Virtual Memorial for Covid-19 Video Presentation
Conventionally, a public memorial for collective trauma holds several functions, such as a carrier of the losses, a public space to gather, and an educational platform to commemorate the collective trauma. This virtual memorial will also serve these functions to substitute physical memorial while physical, social gathering is impossible. Conventional memorials will serve mainly at a macroscopic scale, which visitors can understand the trauma better and commemorate the losses as a whole. Thus there is only a little space for relatives and friends to mourn the specific person. Therefore, this virtual memorial will include a microscopic perspective for intimate commemoration beyond those essential communal functions.

Public Mourning Space
Inside the virtual memorial, All the deceased people will be presented as static white rings. Visitors may float in the space to view the deceased by clicking on each ring. If a visitor is a relative or a friend of the deceased, he will get a passcode to go inside the deceased's personal library.

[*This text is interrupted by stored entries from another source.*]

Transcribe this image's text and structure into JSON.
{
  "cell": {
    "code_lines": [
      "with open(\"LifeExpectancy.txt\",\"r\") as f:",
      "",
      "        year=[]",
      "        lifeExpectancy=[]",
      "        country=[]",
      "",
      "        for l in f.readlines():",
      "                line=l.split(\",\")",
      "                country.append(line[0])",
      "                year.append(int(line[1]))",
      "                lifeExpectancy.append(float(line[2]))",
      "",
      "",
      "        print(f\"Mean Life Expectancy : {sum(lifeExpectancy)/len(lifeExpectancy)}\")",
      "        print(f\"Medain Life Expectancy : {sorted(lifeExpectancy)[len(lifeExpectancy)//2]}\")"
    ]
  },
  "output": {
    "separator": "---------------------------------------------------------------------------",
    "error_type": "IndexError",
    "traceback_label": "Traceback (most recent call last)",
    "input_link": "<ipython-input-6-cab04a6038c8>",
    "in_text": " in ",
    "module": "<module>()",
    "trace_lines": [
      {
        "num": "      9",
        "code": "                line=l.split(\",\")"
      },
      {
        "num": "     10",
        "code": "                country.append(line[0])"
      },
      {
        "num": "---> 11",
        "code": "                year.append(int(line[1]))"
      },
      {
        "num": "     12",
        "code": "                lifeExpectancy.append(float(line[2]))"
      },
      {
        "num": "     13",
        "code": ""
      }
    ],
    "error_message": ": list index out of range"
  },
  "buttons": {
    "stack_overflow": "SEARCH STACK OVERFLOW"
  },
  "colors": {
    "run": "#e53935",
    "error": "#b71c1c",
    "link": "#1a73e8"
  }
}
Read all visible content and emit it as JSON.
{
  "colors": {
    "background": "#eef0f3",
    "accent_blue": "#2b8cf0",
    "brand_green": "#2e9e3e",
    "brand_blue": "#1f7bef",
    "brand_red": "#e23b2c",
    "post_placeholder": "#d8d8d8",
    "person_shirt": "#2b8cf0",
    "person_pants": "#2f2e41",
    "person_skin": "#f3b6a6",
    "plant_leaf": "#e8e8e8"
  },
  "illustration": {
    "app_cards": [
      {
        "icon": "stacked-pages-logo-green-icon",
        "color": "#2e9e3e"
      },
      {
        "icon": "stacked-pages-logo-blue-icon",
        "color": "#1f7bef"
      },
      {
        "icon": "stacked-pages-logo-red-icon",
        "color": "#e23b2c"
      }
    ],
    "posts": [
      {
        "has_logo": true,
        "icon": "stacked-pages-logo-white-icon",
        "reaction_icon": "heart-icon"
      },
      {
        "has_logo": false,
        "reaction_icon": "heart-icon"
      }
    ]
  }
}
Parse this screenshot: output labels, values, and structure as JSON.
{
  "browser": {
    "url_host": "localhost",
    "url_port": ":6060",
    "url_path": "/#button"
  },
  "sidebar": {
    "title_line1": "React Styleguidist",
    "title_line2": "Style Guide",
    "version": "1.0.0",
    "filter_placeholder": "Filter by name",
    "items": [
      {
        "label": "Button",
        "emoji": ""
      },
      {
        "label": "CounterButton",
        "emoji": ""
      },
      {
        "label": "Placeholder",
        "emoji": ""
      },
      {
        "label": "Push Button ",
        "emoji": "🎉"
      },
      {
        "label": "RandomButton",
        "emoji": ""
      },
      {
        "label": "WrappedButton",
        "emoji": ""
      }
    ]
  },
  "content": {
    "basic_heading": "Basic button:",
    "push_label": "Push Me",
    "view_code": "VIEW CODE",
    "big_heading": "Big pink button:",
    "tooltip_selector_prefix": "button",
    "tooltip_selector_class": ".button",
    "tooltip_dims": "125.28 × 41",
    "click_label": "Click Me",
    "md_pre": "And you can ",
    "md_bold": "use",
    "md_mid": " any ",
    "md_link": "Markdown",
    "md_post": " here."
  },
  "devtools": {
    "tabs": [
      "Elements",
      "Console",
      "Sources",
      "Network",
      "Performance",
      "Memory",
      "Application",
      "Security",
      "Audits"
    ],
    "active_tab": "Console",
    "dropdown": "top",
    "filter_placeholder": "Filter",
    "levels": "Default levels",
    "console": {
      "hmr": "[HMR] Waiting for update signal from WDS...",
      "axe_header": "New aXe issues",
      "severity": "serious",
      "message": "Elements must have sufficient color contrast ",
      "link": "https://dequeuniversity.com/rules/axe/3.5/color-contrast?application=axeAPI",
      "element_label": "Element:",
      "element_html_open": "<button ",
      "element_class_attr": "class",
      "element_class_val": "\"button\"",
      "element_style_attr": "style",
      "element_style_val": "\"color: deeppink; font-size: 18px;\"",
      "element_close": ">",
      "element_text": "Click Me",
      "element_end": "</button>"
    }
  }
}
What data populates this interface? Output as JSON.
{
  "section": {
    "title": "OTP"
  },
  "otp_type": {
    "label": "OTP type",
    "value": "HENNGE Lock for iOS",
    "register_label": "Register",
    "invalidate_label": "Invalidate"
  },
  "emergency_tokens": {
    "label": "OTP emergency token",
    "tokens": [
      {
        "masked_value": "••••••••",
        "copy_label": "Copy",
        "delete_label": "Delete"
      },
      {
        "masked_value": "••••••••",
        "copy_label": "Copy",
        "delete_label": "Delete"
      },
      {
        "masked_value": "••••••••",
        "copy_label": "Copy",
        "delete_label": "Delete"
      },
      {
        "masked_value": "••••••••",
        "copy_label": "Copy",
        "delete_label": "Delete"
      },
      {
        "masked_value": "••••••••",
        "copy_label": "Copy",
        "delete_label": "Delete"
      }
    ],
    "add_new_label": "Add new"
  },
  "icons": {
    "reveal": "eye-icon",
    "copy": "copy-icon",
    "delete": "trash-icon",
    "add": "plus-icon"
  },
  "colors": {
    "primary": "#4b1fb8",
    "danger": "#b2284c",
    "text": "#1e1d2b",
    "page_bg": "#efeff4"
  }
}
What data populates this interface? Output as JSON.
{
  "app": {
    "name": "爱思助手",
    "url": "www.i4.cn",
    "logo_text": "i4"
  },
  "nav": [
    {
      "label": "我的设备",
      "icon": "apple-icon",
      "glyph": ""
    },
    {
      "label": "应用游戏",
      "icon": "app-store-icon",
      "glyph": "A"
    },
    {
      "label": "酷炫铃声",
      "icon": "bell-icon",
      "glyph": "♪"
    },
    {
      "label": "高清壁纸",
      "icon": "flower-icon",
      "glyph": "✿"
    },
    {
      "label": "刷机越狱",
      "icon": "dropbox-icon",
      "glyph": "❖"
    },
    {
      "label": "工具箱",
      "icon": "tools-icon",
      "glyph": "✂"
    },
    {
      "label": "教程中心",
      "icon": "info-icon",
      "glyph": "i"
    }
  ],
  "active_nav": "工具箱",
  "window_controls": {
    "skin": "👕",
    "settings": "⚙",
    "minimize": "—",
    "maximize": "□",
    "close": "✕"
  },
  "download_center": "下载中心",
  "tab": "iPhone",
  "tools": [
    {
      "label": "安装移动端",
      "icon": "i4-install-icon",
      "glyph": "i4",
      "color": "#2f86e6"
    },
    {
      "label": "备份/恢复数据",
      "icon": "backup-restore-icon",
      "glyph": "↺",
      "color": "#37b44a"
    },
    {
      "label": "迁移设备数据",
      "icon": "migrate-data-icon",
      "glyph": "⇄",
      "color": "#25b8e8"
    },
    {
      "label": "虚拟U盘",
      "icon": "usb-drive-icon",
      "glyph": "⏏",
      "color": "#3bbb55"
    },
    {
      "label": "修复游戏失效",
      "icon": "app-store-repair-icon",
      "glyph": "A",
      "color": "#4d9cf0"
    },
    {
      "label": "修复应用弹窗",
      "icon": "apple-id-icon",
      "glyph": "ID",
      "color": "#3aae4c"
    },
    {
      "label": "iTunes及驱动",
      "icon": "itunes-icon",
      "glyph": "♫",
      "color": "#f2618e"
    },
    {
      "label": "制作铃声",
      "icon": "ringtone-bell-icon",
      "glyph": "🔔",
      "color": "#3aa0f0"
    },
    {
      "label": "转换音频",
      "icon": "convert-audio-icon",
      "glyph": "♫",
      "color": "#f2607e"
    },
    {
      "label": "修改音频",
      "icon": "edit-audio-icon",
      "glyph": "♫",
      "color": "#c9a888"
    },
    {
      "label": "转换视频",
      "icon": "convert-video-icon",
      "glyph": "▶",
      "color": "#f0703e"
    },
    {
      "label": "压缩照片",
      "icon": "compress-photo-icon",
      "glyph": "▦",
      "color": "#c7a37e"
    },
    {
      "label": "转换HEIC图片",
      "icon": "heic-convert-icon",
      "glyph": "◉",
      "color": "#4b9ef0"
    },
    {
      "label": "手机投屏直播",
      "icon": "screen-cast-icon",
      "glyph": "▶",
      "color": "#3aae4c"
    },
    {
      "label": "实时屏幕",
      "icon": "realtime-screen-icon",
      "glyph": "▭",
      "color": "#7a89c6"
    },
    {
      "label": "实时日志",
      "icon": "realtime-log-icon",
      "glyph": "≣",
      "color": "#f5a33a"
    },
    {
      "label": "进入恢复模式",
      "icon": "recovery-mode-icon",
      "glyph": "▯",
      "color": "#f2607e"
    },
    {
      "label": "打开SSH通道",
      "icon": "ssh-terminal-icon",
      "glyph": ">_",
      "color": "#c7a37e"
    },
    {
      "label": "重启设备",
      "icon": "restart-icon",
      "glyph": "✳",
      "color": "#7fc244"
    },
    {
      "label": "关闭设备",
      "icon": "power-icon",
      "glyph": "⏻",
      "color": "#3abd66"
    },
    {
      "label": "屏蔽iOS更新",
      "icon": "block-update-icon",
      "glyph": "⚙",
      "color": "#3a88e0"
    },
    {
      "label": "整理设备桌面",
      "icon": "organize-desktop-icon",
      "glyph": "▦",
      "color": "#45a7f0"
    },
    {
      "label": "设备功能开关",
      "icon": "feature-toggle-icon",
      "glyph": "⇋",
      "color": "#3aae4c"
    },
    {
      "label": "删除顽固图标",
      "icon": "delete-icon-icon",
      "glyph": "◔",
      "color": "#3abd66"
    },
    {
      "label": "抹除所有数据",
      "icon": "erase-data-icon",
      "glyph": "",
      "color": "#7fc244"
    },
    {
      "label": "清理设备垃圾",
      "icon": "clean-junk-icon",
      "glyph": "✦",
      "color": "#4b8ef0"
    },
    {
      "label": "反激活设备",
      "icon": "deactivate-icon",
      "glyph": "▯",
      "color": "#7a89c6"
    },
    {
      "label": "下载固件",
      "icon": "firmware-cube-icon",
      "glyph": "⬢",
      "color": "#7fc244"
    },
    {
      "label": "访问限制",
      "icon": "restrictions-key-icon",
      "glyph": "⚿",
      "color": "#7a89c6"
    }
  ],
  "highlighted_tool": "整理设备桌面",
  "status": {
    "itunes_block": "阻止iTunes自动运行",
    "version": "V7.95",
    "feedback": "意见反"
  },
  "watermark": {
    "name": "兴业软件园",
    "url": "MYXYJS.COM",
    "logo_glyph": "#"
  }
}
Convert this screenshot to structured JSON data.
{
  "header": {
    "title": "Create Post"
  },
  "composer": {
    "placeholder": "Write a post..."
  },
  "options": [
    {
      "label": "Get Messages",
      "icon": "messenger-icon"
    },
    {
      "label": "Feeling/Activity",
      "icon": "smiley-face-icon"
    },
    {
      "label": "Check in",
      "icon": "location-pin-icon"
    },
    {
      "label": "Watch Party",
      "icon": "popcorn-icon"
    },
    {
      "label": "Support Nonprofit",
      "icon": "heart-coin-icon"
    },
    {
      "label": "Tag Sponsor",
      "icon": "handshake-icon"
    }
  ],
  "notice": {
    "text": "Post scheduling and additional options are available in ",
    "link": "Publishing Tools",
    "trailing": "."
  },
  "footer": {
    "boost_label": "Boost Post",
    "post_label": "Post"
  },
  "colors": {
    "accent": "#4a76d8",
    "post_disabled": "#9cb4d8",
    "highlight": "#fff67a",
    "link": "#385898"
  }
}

Inside the personal library, there will be four mirrors, each connected to the deceased person's photo, audio, story, and video library. Inside the mirror, authorized visitors may view or add photo/audio/story/video of the deceased to enrich the library for themselves as well as other authorized visitors to mourn the deceased.

Personal Library
With more related people uploading their memories, the elements will fulfil the space, which may enrich the memory for you to make meaning out of.

Conclusion
This capstone, as an ongoing practice, may serve as a stepping-stone on how future memorials can enhance the meaning-making process using modern technology.